Friday 11 December 2009

"Purblind, Know-Nothing Ignorance"

You'd know, Nick Cohen. Not only were you a supporter of the Iraq War, and not only did you endorse John McCain, but you treated viewers of This Week to the suggestion that people once believed in a flat earth. The notion that this was the Mediaeval view can be dated precisely to January 1828, which saw the publication of The Life and Voyages of Christopher Columbus, as highly fictionalised an account as one would expect from its author, Washington Irving, who also gave the world those noted works of historical realism, Rip Van Winkle and The Legend of Sleepy Hollow, as well as popularising the use of "Gotham" to refer to New York.

I have no more desire than has Cohen to be dependent on Saudi Arabia. That is why I am in favour of nuclear power. As, to his credit, is he. Even in his own terms, you have to build nuclear power stations, you have to mine uranium, and you have to transport it, but that is as far as it goes. And that is also why I am in favour of the coal on which this island stands. Why isn't he? Even in his own terms, in fact. After all, coal-burning, like coal-digging, is hardly what it once was.

Russia was accused of "trying to expand its empire" and Iran of "trying to acquire the bomb", neither of which ludicrous claims is taken remotely seriously beyond the Craziest neocon circles. To make them, as to defend the Iraq War, is by definition to be in those circles, to be a Crazy. Yet even were they true, then not only would they be no threat to the United Kingdom, territory over which no Tsar has ever reigned nor in which any Zionist State has ever been established, but the arguments not just for nuclear power but also for coal would still obtain.

Could it be that Cohen simply doesn't like proper wages and secure employment for the common people, any more than he likes their having travel opportunities, or access to meat-eating, or the ability to have children? Is he unmoved by the fact that there were forty-nine per cent more excess winter deaths between December 2008 and March 2009 than between December 2007 and March 2008, as increased fuel prices and colder weather combine with the low incomes on which, it must be said, Cohen's in an important voice.

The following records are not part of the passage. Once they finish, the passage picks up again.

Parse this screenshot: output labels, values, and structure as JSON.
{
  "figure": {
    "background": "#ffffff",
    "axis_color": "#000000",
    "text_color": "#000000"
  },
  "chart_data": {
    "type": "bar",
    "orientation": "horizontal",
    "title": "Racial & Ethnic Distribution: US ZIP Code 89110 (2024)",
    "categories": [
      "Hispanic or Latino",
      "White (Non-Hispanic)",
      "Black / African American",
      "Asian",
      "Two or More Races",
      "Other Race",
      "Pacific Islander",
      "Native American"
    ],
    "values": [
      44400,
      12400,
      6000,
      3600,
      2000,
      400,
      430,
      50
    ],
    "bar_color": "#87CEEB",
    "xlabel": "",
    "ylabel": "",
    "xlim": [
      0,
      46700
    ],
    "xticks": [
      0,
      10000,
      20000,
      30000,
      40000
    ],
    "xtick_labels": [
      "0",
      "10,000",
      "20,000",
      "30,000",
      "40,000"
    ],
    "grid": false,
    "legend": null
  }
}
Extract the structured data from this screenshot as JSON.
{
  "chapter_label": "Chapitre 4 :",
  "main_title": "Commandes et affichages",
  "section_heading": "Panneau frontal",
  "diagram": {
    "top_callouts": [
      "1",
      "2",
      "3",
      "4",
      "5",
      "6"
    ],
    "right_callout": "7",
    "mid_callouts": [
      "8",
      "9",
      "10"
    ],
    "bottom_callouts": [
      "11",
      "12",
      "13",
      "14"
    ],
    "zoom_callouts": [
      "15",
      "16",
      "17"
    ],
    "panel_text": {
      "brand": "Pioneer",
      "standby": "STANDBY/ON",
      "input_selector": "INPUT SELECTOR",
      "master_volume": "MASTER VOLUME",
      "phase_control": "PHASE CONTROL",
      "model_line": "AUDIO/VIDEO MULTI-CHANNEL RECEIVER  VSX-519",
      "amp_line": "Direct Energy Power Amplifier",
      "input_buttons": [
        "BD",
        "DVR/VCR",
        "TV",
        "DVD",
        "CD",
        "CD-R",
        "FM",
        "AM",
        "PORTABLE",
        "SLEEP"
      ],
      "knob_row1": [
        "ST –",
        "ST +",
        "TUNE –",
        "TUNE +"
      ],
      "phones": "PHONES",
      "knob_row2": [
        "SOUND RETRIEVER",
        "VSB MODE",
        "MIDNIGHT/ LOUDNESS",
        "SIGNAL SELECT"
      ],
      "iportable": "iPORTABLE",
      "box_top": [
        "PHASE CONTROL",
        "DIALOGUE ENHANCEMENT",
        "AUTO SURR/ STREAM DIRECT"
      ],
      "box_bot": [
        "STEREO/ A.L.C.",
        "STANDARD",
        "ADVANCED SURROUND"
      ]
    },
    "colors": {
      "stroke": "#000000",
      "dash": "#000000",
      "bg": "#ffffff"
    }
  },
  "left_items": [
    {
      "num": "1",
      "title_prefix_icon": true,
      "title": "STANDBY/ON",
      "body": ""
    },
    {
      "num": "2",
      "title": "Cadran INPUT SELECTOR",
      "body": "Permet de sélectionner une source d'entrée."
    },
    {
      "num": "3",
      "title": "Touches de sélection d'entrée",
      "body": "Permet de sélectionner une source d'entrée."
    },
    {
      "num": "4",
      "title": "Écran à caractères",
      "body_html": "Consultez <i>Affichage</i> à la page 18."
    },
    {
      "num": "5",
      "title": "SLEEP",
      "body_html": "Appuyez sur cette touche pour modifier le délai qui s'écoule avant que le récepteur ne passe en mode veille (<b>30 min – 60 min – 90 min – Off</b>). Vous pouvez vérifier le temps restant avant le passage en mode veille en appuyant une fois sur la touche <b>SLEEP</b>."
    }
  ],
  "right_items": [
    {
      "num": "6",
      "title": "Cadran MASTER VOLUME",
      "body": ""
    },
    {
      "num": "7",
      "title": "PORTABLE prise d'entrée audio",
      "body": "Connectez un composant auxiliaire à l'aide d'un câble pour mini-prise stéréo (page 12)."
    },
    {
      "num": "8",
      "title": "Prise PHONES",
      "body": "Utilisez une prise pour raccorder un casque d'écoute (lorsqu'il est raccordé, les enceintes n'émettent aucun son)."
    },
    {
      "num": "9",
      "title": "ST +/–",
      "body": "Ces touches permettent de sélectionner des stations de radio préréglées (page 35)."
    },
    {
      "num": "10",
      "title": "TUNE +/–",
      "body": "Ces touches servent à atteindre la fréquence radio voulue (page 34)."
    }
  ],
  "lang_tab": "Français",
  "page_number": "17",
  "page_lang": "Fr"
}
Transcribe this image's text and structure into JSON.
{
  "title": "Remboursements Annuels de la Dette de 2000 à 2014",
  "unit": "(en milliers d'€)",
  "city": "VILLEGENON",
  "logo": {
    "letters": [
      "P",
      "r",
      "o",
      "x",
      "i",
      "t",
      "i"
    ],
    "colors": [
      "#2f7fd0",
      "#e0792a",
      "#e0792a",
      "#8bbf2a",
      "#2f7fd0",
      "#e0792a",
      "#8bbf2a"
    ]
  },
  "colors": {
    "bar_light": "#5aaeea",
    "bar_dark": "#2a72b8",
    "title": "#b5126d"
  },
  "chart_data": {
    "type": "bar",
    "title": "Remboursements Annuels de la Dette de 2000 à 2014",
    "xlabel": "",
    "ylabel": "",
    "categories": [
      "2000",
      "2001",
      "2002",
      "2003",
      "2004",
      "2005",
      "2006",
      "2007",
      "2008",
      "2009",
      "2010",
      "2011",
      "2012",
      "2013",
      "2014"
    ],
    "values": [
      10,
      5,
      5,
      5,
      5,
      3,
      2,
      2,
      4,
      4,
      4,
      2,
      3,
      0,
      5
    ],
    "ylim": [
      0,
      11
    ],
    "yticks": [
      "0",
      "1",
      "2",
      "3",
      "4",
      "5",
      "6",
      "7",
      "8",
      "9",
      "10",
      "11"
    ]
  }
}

Cohen comes from a Communist background, his neoconservatism being just another form of Marxism. Nigel Lawson and Emma Nicholson may not exactly be stalwarts of the Labour Movement, either. But they are joined on the Board of Trustees of the Global Warming Policy Foundation by Joel Barnett (who, before anyone starts, has long been on record that his Formula was only supposed to last for a year or two) and Bernard Donoughue. Between them and Cohen, I know whom I trust more.